5. Search engines. Search engines have been around for a long time. Search engines have the capability of operating on unstructured data as well as structured data. The only problem is that search engines still need for data to have context in order for a search to produce sophisticated results. While search engines can produce some limited results while operating on unstructured data, sophisticated queries are out of the reach of search engines. The missing ingredient that search engines need is the context of data which is not present in unstructured data.
So the data warehouse has arrived at the point where it is possible to include big data in the realm of data warehousing. But in order to include big data, it is necessary to overcome a very basic problem—the data found in big data is void of context, and without context, it is very difficult to do meaningful analysis on the data.
While it is possible that data warehousing will be extended to include big data, unless the basic problem of achieving or creating context in an unstructured environment is solved, there will always be a gap between big data and the potential value of big data.
Deriving context then is the forthcoming major issue of data warehouse and big data for the future.
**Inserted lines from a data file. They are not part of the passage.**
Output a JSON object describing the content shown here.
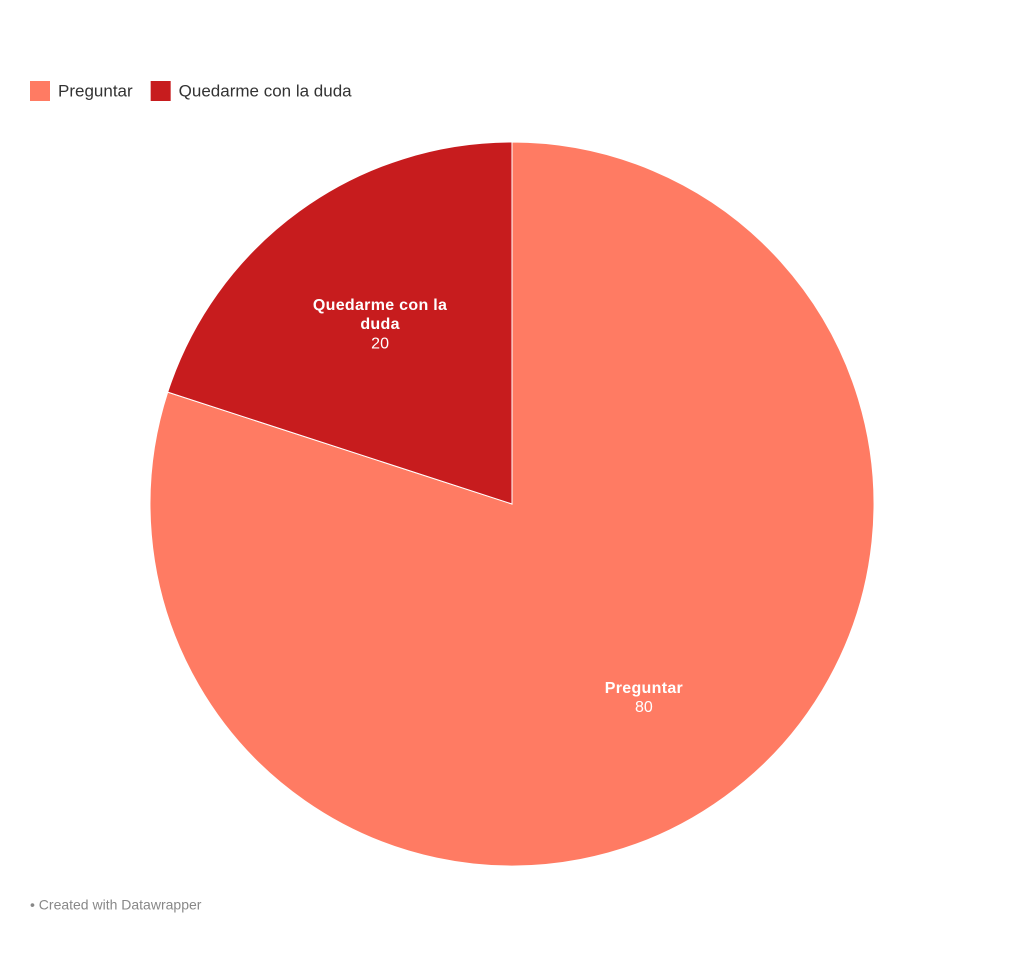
{
  "chart_data": {
    "type": "pie",
    "categories": [
      "Preguntar",
      "Quedarme con la duda"
    ],
    "values": [
      80,
      20
    ],
    "colors": [
      "#ff7b63",
      "#c71c1e"
    ],
    "legend": "top-left",
    "footer": "• Created with Datawrapper"
  }
}
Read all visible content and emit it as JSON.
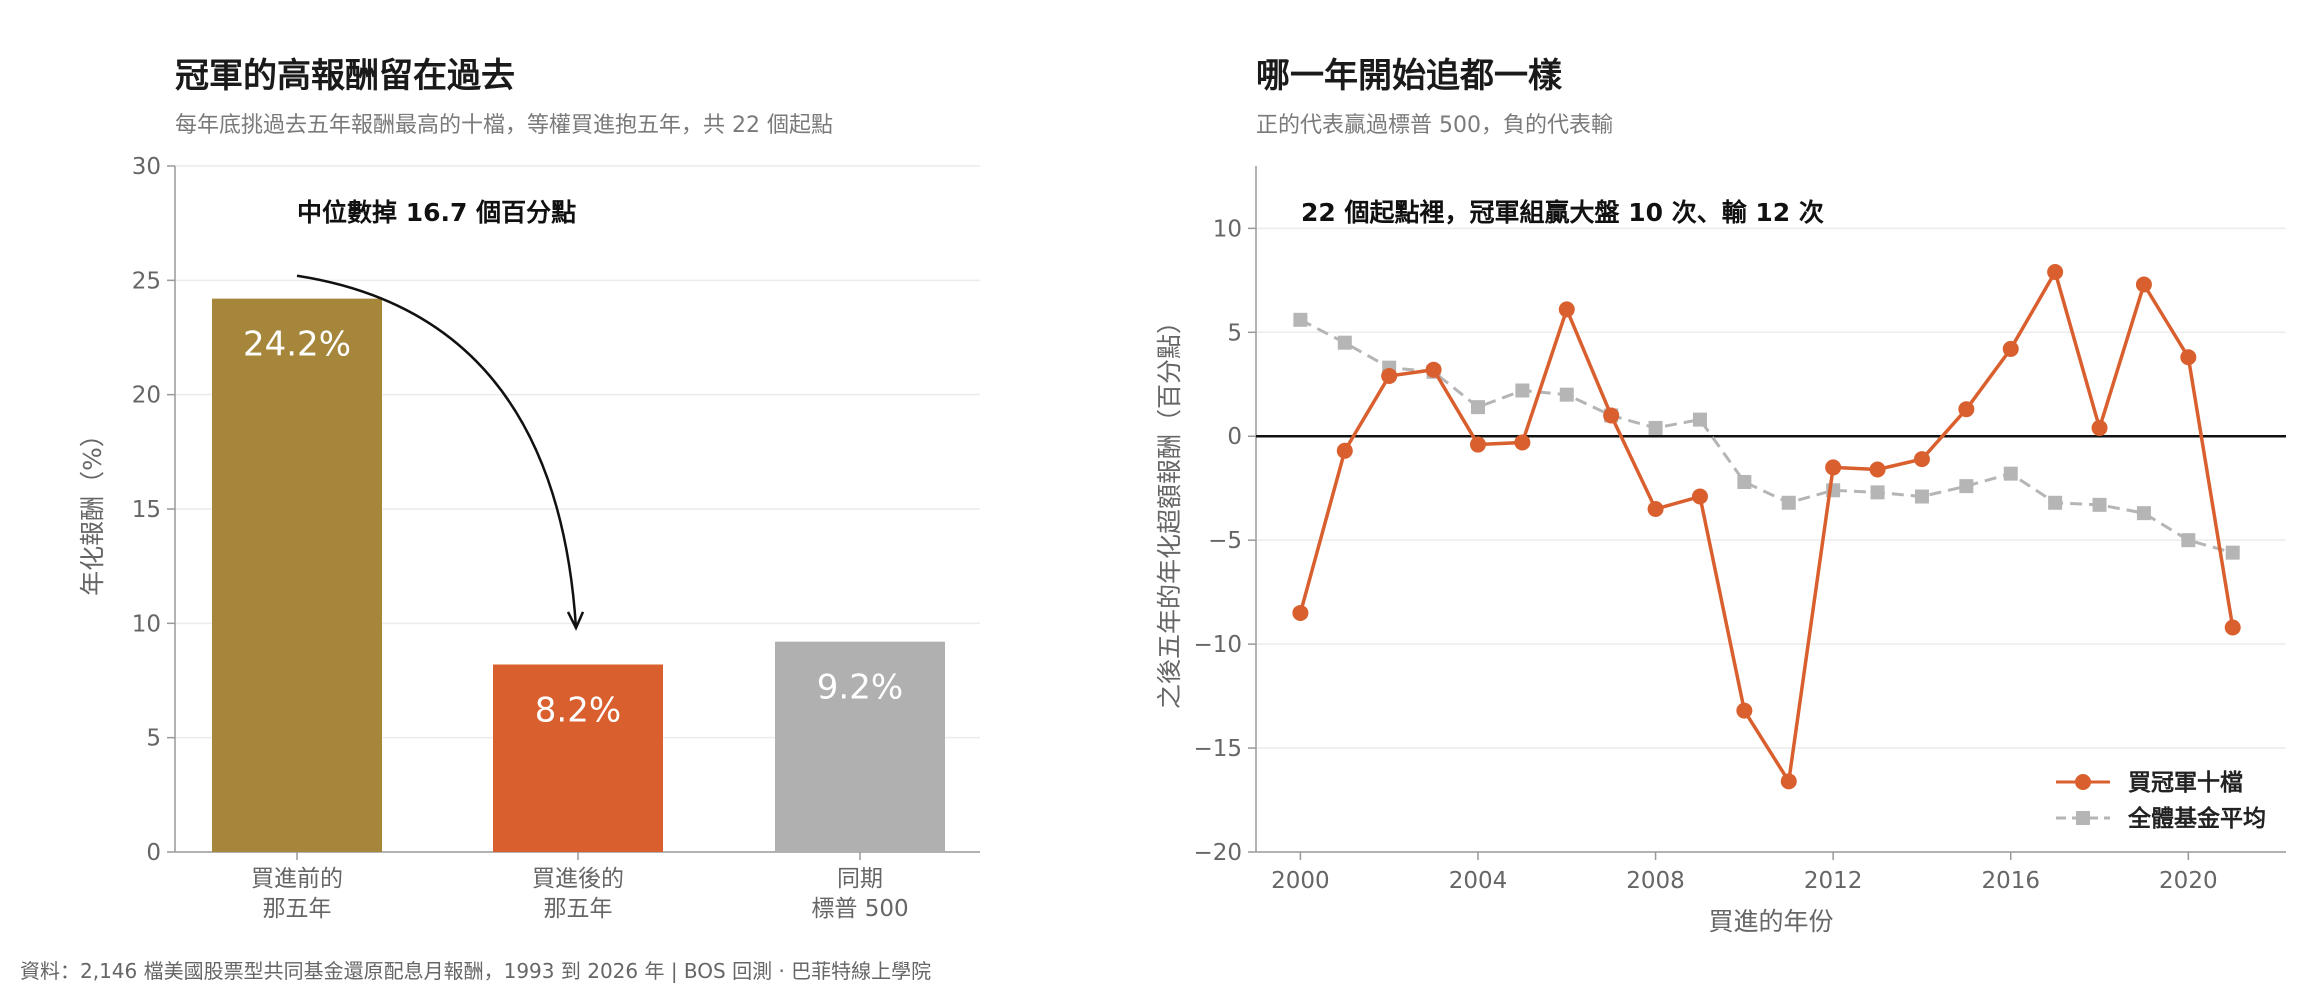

Without being able to derive context for unstructured data, there are limited uses for big data. So exactly how can context of text be derived, especially when context of text cannot be derived from the text itself?
Two Ways to Derive Context for Unstructured Data
In fact, there are two ways to derive context for unstructured data. Those ways are “general context” and “specific context.” General context can be derived by merely declaring a document to be of a particular variety. A document may be about fishing. A document may be about legislation. A document may be about healthcare, and so forth. Once the general context of the document is declared, then the interpretation of text can be made in accordance with the general category.